Returning from their one week recess, Senate Republicans continued with their attempts to pass their Better Care Reconciliation Act (BCRA), hoping to have votes towards the end of the week. But much like the legislative hurdles in the weeks leading up to the recess, many Republicans have said they would vote "no" because they felt the bill wasn't good enough for the people in their state or that it was still too much like the Affordable Care Act (ACA), otherwise known as Obamacare.

Repeal or sabotage Obamacare

While the future of the bill itself has been in doubt, President Trump and his aides have made their demands that if the Senate was not able to pass their bill, that they should simply repeal Obamacare and replace it with the BCRA later.

Senate Majority Leader Mitch McConnell has essentially dismissed the suggestion. And yet, it's unknown if he would accept some effort by other senators to help speed up the process of repealing the ACA.

It's been reported that with the support of Sen. Mike Lee (R-Utah), Sen. Ted Cruz (R-TX) wants to pass an amendment called: "Consumer Freedom Option" that offered insurance providers the chance to not have to be held to the restrictions and regulations of the ACA in exchange for something "better." It was already reported that many insurers were leaving the market under the ACA and with rising premiums, people are less reluctant to sign up.

Trump's demands over constituents

President Trump's legislative director Marc Short gave his support for Sen.

Cruz's plan on Fox News last Sunday.
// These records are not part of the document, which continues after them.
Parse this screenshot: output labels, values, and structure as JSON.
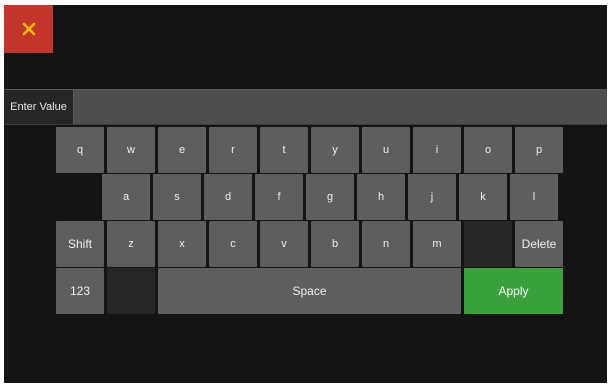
{
  "close_button": {
    "icon": "close-icon",
    "color": "#f5c400",
    "background": "#c4352c"
  },
  "input": {
    "label": "Enter Value",
    "value": ""
  },
  "keyboard": {
    "row1": [
      "q",
      "w",
      "e",
      "r",
      "t",
      "y",
      "u",
      "i",
      "o",
      "p"
    ],
    "row2": [
      "a",
      "s",
      "d",
      "f",
      "g",
      "h",
      "j",
      "k",
      "l"
    ],
    "row3_letters": [
      "z",
      "x",
      "c",
      "v",
      "b",
      "n",
      "m"
    ],
    "shift_label": "Shift",
    "delete_label": "Delete",
    "numbers_label": "123",
    "space_label": "Space",
    "apply_label": "Apply"
  },
  "colors": {
    "apply": "#3aa23c",
    "key": "#5e5e5e",
    "background": "#141414"
  }
}
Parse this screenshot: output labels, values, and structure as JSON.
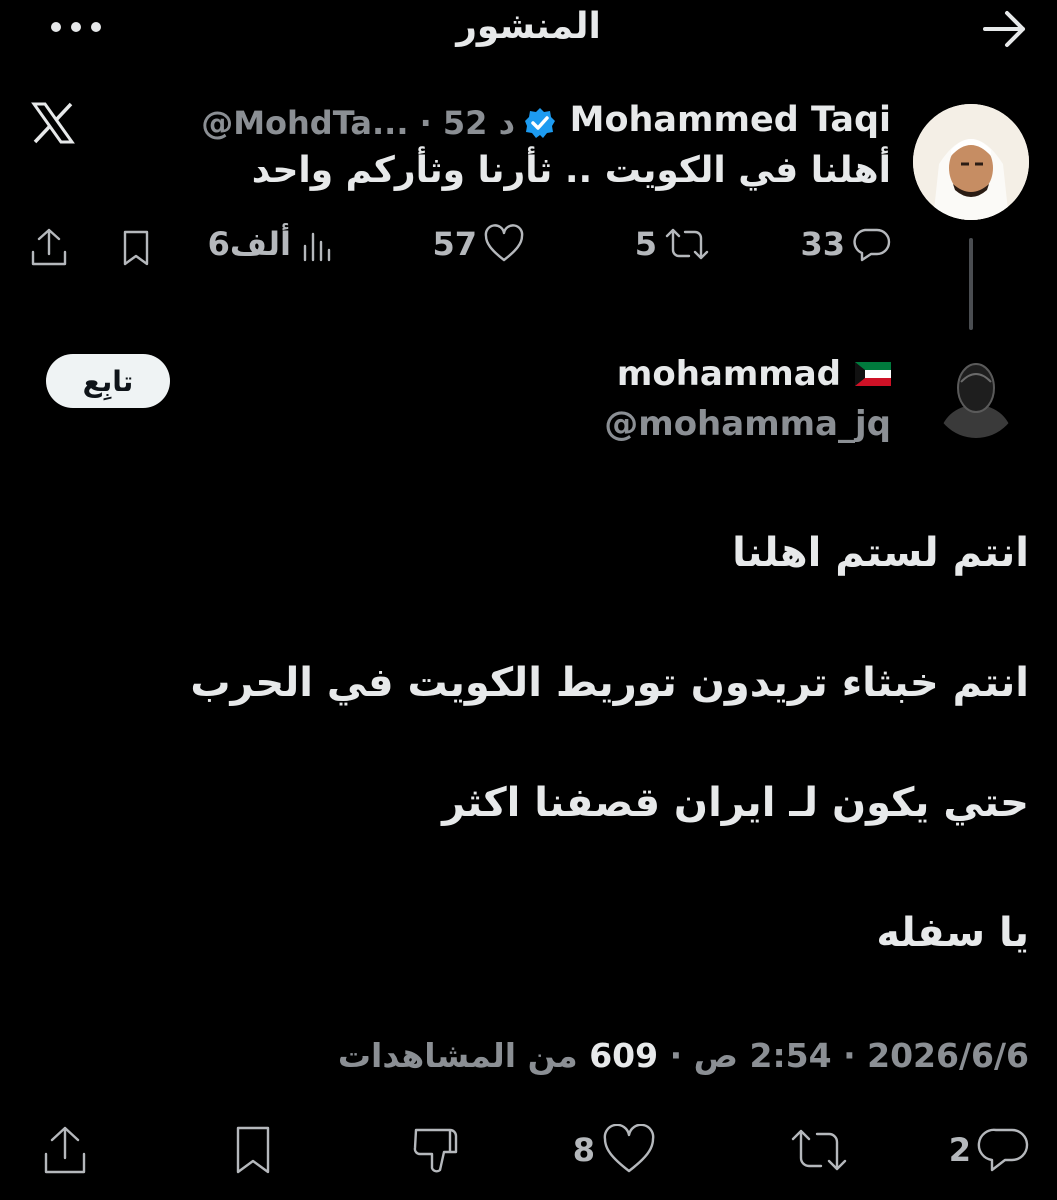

Republicans have said in interviews over the years that Obamacare was failing which was not necessarily the case. Over that span of time, Republicans have said that the law was in a death spiral and that it would end up collapsing on itself, which many Republicans have said they would like to see.

If Senator Cruz's plan were to stand a chance in Congress, a death spiral would certainly become more fact than fiction.
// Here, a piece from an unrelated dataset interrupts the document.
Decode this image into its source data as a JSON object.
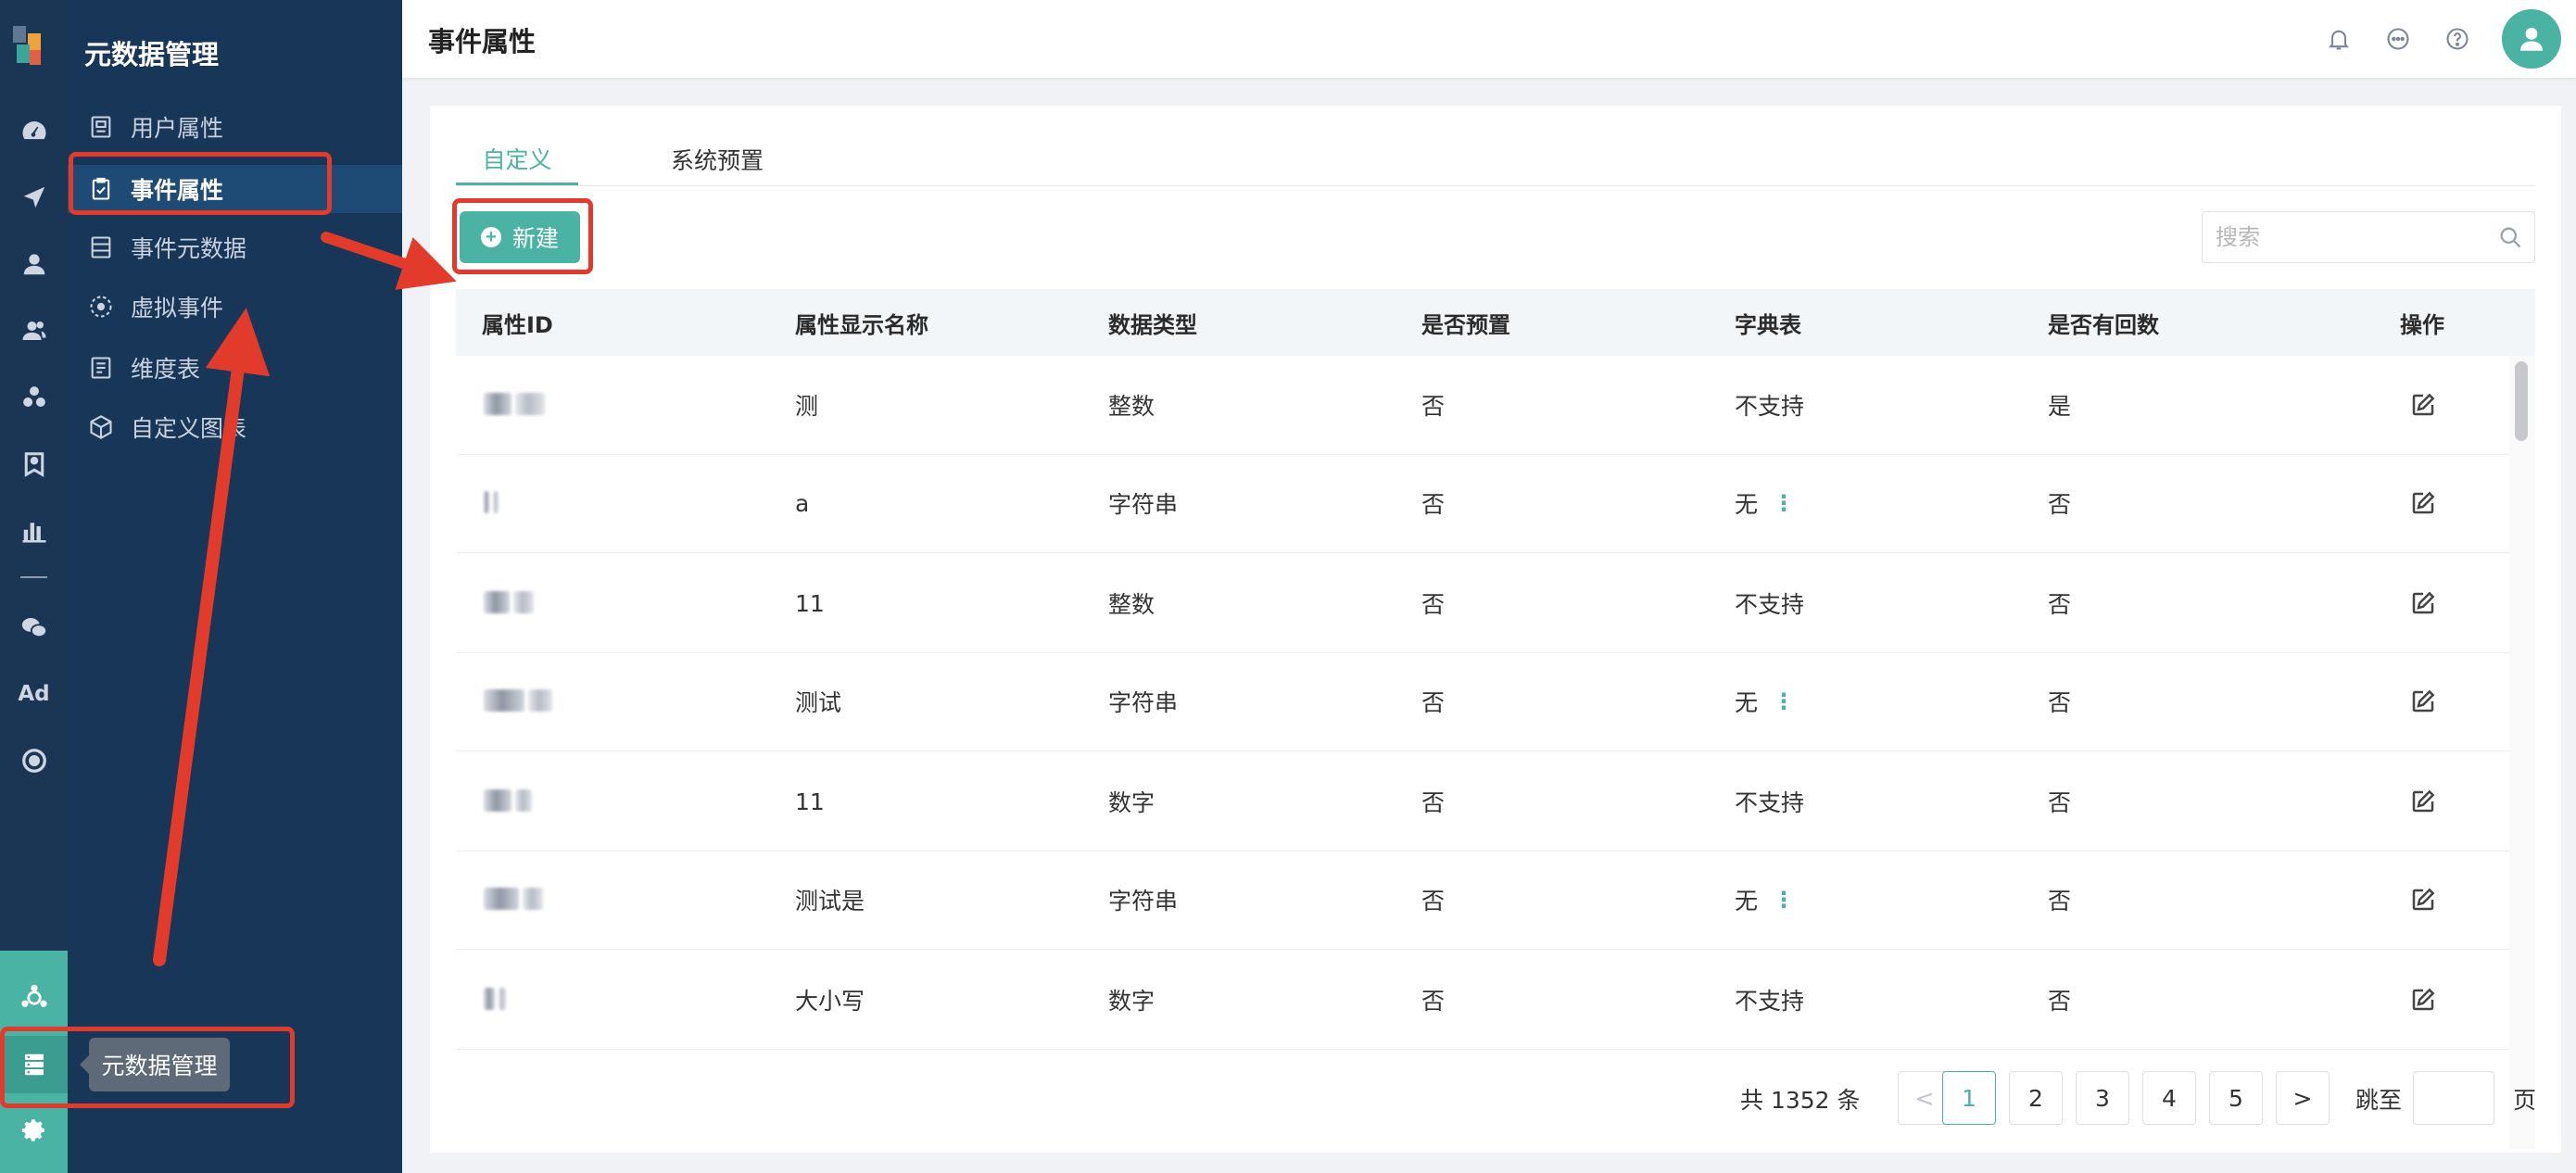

However, according to a report by Politico titled: "Conservatives bet on risky plan that could tank Obamacare markets," the Congressional Budget Office (CBO) scores would already make it more unpopular than moderate Republicans are willing to accept.

There is no doubt moderates would be under pressure to their constituents to go by the score as they've already been doing every time they return to their districts and held town halls. Also, parliamentary rules would cause a lot of problems along the way.
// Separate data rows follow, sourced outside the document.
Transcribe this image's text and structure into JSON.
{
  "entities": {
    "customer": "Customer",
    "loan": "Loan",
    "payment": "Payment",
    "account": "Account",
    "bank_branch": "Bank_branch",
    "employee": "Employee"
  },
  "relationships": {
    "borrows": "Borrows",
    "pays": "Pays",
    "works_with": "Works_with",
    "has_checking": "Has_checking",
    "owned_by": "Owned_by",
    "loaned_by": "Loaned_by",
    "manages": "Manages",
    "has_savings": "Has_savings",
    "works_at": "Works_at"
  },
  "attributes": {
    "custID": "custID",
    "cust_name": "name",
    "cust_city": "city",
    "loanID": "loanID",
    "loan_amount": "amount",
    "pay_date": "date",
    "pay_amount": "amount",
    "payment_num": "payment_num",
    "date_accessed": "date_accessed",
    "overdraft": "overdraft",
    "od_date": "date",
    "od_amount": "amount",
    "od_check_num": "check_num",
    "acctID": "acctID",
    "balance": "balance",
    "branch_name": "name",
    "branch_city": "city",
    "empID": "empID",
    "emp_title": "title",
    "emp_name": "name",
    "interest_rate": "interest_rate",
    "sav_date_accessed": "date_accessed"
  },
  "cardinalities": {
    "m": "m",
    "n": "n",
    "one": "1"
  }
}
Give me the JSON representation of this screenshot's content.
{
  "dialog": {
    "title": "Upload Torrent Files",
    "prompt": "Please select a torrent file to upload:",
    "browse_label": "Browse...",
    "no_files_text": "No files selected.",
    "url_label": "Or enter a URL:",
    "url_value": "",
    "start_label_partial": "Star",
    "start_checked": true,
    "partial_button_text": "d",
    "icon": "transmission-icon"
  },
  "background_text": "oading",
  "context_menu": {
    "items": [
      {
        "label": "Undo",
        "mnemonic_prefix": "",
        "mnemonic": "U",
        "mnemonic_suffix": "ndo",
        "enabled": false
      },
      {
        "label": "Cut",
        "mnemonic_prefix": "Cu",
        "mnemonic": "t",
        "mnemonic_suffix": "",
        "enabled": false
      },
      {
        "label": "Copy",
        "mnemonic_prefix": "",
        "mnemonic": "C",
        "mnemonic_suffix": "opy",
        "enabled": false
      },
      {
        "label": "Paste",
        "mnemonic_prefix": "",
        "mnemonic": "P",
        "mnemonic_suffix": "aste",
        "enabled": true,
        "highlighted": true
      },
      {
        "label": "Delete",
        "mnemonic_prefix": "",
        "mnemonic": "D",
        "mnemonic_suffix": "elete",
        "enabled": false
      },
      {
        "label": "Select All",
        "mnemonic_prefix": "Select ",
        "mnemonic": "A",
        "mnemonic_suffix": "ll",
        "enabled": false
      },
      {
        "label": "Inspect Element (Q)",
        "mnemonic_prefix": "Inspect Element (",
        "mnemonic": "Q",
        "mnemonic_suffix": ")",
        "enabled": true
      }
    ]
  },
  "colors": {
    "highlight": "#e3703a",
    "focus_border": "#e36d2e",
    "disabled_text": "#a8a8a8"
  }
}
Needless to say, Trump surrogates who want a win for replacing and/or repealing the ACA -- as well as President Trump himself -- have already expressed that they feel the process Congress goes through to pass bills already gets in the way. First signs of this were when House Republicans passed their American Health Care Act (AHCA) without a CBO score or even the willingness to write a bill that made legislative sense. As a result, the Senate rewrote their own which is still having problems getting passed.

CBO, parliamentary issues and backlash from insurance providers

Even during the creation of the BCRA, it was reported that Mitch McConnell checked with the CBO regularly in order to make adjustments along the way. Issues with parliamentary rules had also been reported, such as with abortion related amendments over the Byrd Rule with the Hyde Amendment. Seeing the issues that threaten the bill quite clearly, another point of concern might be with Republicans who are more supportive of Trump's style of legislating, could decide to somehow override those requirements.

As for Sen. Cruz, it was reported that his amendment had made it into the recent version of the bill but that America’s Health Insurance Plans and the BlueCross BlueShield Association united and sent a letter to the Senate demanding that Cruz's amendment be removed from the bill.

They said that it was unworkable and that it would undermine protections for pre-existing conditions for millions of patients. It's already been reported that many medical organizations tried to meet with McConnell to provide input into the Senate's BCRA. However, McConnell refused to meet with them, therefore, rejecting their suggestions. It's likely that a scathing letter will also be just as easily ignored.